The federal government introduced today new legislation to create a joint oversight committee with robust powers to scrutinize national security matters.
The bill, titled “An Act to establish the National Security and Intelligence Committee of Parliamentarians and to make consequential amendments to certain Acts,” was tabled in the Commons by Government House leader Dominic LeBlanc.
The nine-member committee would be made up of seven MPs and two senators who would have the clearance required to delve into “any matter, any activity” related to national security, Minister Goodale said. Of the seven MPs, a maximum of four would come from the governing party.
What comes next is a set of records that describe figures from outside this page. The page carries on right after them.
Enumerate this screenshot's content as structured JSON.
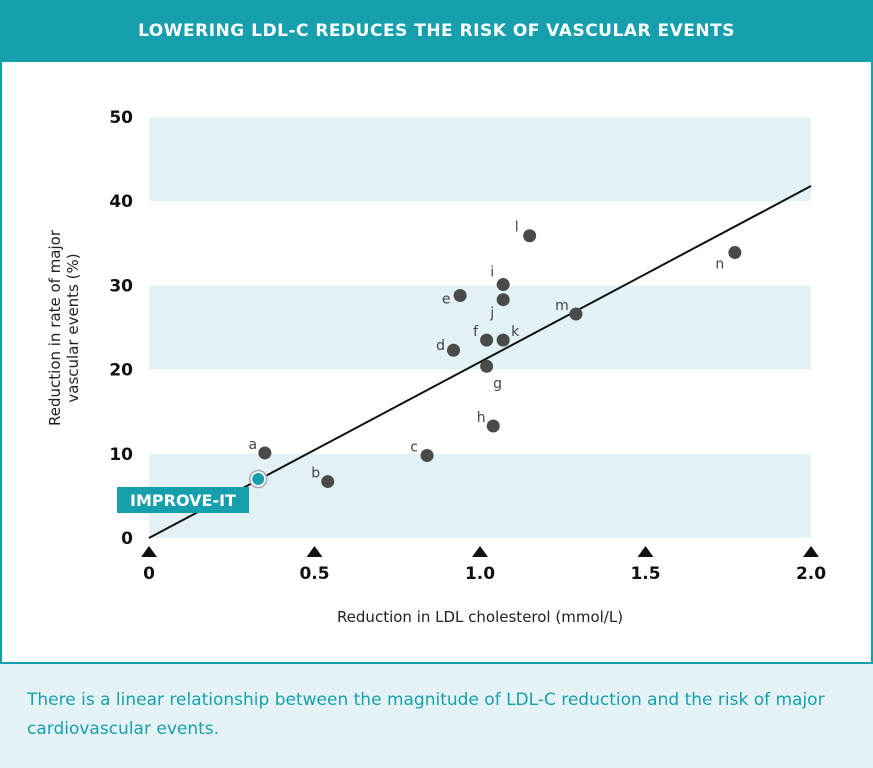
{
  "header": {
    "title": "LOWERING LDL-C REDUCES THE RISK OF VASCULAR EVENTS"
  },
  "caption": "There is a linear relationship between the magnitude of LDL-C reduction and the risk of major cardiovascular events.",
  "colors": {
    "accent": "#16a0ae",
    "band": "#e3f2f6",
    "point": "#4a4a4a",
    "highlight": "#16a0ae"
  },
  "chart_data": {
    "type": "scatter",
    "title": "",
    "xlabel": "Reduction in LDL cholesterol (mmol/L)",
    "ylabel": "Reduction in rate of major vascular events (%)",
    "ylabel_lines": [
      "Reduction in rate of major",
      "vascular events (%)"
    ],
    "xlim": [
      0,
      2.0
    ],
    "ylim": [
      0,
      50
    ],
    "x_ticks": [
      "0",
      "0.5",
      "1.0",
      "1.5",
      "2.0"
    ],
    "x_tick_values": [
      0,
      0.5,
      1.0,
      1.5,
      2.0
    ],
    "y_ticks": [
      "0",
      "10",
      "20",
      "30",
      "40",
      "50"
    ],
    "y_tick_values": [
      0,
      10,
      20,
      30,
      40,
      50
    ],
    "bands": [
      [
        0,
        10
      ],
      [
        20,
        30
      ],
      [
        40,
        50
      ]
    ],
    "points": [
      {
        "label": "a",
        "x": 0.35,
        "y": 10.1
      },
      {
        "label": "b",
        "x": 0.54,
        "y": 6.7
      },
      {
        "label": "c",
        "x": 0.84,
        "y": 9.8
      },
      {
        "label": "d",
        "x": 0.92,
        "y": 22.3
      },
      {
        "label": "e",
        "x": 0.94,
        "y": 28.8
      },
      {
        "label": "f",
        "x": 1.02,
        "y": 23.5
      },
      {
        "label": "g",
        "x": 1.02,
        "y": 20.4
      },
      {
        "label": "h",
        "x": 1.04,
        "y": 13.3
      },
      {
        "label": "i",
        "x": 1.07,
        "y": 30.1
      },
      {
        "label": "j",
        "x": 1.07,
        "y": 28.3
      },
      {
        "label": "k",
        "x": 1.07,
        "y": 23.5
      },
      {
        "label": "l",
        "x": 1.15,
        "y": 35.9
      },
      {
        "label": "m",
        "x": 1.29,
        "y": 26.6
      },
      {
        "label": "n",
        "x": 1.77,
        "y": 33.9
      }
    ],
    "highlight": {
      "label": "IMPROVE-IT",
      "x": 0.33,
      "y": 7.0
    },
    "trendline": {
      "x": [
        0,
        2.0
      ],
      "y": [
        0,
        41.8
      ]
    }
  }
}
The minister said the goal of the committee would be to ensure the country’s security and intelligence agencies are keeping Canadians safe while at the same time protecting Canadian values, rights and freedoms.
Minister Goodale said the committee members would have to pass a high level of security clearance and swear an oath of secrecy before assuming their new responsibilities.
He said parliamentarians would need to maintain the confidentiality of information they receive even after they are no longer sitting on the committee.
In addition, members would not be able to claim parliamentary immunity if they divulged classified information.
Ministers would be allowed to withhold information from committee members if handing it over could compromise national security.
Minister Goodale said the onus would be on ministers to explain why they can’t comply with a review and provide substantive answers, not just “a capricious judgment.”
“If the committee is not happy with that explanation, they can make their unhappiness known publicly.
Liberal MP David McGuinty would chair the new committee once the legislation becomes law sometime in the fall, Minister Goodale said.
The Liberal Party promised to create this committee in the last federal election. The government will hold consultations over the summer regarding its review of national security legislation.